News / USA

    Republicans Accuse Obama of Divisive Tactics, Call for 'Pro-growth' Policies

    Indiana Governor Mitch Daniels delivers the Republican response to President Obama's State of the Union speech, Jan 24, 2012
    Indiana Governor Mitch Daniels delivers the Republican response to President Obama's State of the Union speech, Jan 24, 2012

    A two-time Republican governor says U.S. President Barack Obama has resorted to "extremism" with what he called anti-growth policies and a plan to divide Americans rather than unite them.

    In Tuesday's Republican response to the president's State of the Union Address, Indiana Governor Mitch Daniels said the Obama administration has sought to win favor with some Americans by castigating others.

    He said the president's policies stifle the development of homegrown energy and have canceled plans for what he called a "perfectly sane pipeline", the proposed Keystone XL pipeline from western Canada to the Gulf Coast of Texas, that supporters say would employ tens of thousands of workers.

    Mr. Obama has refused approval for the pipeline through the U.S. at least temporarily, while pursuing policies aimed at reducing pollution and climate change.

    Daniels also said the move will raise consumer utility bills and fail to improve human health or stabilize world temperatures, calling it a "pro-poverty policy.'

    He said Republicans prefer a pro-growth approach that supports private sector jobs that will restore opportunity for all and generate public revenues to pay the nation's bills. He said that during Mr. Obama's three years in office, an "explosion of spending" has added trillions to the national debt. He said the president has put the nation on a course to make things radically worse in the years ahead.

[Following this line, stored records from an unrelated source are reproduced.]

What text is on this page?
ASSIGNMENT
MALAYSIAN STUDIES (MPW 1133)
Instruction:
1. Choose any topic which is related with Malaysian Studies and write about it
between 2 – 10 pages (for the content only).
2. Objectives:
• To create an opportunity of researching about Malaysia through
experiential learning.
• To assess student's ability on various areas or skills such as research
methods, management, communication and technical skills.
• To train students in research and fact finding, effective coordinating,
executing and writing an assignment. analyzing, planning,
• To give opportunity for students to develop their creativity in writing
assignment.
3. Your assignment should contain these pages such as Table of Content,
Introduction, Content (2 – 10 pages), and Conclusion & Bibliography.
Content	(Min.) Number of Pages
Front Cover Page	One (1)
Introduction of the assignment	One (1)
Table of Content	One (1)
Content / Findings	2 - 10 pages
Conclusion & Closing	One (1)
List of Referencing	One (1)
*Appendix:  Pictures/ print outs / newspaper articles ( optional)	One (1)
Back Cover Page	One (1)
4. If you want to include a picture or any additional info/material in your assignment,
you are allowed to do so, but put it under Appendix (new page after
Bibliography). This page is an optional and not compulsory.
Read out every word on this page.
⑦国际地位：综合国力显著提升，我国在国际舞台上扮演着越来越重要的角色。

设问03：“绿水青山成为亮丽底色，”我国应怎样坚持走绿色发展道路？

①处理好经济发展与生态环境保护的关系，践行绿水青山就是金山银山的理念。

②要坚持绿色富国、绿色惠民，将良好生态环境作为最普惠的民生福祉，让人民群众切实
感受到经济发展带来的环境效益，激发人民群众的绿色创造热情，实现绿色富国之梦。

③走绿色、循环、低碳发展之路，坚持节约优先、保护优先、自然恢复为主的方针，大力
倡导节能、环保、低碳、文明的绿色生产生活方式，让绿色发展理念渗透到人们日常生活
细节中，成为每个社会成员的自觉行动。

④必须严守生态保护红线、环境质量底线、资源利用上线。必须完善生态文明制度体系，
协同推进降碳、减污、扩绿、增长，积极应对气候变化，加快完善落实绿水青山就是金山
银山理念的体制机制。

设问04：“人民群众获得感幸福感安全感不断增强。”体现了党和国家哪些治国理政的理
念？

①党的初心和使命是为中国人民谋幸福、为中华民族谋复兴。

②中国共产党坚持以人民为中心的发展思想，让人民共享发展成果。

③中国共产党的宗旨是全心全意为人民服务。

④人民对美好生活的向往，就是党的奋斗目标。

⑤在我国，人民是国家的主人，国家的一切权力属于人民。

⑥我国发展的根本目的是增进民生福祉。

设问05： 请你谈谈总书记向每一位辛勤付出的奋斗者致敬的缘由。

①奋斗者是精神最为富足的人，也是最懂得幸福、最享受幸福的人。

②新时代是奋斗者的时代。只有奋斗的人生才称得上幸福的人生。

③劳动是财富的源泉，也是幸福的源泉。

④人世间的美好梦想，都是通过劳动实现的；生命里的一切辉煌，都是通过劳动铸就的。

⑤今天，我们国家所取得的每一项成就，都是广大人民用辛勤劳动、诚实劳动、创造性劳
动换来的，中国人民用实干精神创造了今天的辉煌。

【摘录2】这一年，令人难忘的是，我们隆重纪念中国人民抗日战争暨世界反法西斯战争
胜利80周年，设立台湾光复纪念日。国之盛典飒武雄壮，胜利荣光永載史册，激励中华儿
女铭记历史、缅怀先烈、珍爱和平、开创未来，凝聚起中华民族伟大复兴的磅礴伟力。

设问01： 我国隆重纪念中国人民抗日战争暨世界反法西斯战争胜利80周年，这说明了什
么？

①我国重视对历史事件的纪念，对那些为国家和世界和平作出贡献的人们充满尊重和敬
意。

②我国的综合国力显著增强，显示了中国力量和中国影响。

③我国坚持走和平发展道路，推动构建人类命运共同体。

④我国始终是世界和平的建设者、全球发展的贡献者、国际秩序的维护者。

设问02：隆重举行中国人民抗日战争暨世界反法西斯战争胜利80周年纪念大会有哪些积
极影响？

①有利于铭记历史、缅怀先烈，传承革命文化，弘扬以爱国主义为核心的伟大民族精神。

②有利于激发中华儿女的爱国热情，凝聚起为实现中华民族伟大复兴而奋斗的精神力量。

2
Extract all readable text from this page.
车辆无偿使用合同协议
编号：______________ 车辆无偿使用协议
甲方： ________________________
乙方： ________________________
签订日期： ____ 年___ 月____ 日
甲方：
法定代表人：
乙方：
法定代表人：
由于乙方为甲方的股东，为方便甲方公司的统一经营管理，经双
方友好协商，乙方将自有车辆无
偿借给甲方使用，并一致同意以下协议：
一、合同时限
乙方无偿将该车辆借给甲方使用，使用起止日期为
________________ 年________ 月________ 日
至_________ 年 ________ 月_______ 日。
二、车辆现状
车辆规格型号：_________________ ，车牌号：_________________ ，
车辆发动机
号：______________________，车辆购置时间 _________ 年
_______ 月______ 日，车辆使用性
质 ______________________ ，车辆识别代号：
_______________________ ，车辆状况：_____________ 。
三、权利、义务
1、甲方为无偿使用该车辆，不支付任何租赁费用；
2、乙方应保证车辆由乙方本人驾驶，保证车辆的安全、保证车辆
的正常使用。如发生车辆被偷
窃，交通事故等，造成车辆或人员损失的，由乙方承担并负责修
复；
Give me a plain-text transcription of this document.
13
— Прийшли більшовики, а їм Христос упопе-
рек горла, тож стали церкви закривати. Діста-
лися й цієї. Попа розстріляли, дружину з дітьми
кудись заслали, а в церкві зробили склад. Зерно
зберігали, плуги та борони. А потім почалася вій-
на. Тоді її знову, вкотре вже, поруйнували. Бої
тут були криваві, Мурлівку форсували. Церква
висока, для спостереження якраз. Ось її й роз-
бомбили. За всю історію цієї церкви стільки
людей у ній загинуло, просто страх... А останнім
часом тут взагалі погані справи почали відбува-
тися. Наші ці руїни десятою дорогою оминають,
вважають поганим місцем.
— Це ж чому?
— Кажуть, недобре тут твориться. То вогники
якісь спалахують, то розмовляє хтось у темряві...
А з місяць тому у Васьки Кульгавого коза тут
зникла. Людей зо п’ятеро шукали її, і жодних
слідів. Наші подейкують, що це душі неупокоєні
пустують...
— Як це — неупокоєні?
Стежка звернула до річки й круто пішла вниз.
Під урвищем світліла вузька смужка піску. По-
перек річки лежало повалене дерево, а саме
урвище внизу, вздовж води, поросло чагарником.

    Daniels said Republicans do not accept the view that the nation will be one of "haves and have-nots." Instead, he said, Republicans want a nation of "haves and soon-to-haves." He called for "a dramatically simpler" tax system of fewer loopholes and lower rates. He said the nation should maximize new domestic energy technologies, which he called "the best break our economy has gotten in years."

    Former Republican presidential candidate Herman Cain delivered a response for the conservative Tea Party movement operating within the Republican party. He called Mr. Obama's speech " a hodgepodge [collection] of little ideas" and said what the country needs is more comprehensive reform. He criticized the country's rising national debt and called for a balanced budget and a simpler, fairer tax code.

    Concluding, he said Washington has forgotten that it works for for the American people and added that the people, in his words, "want our power back."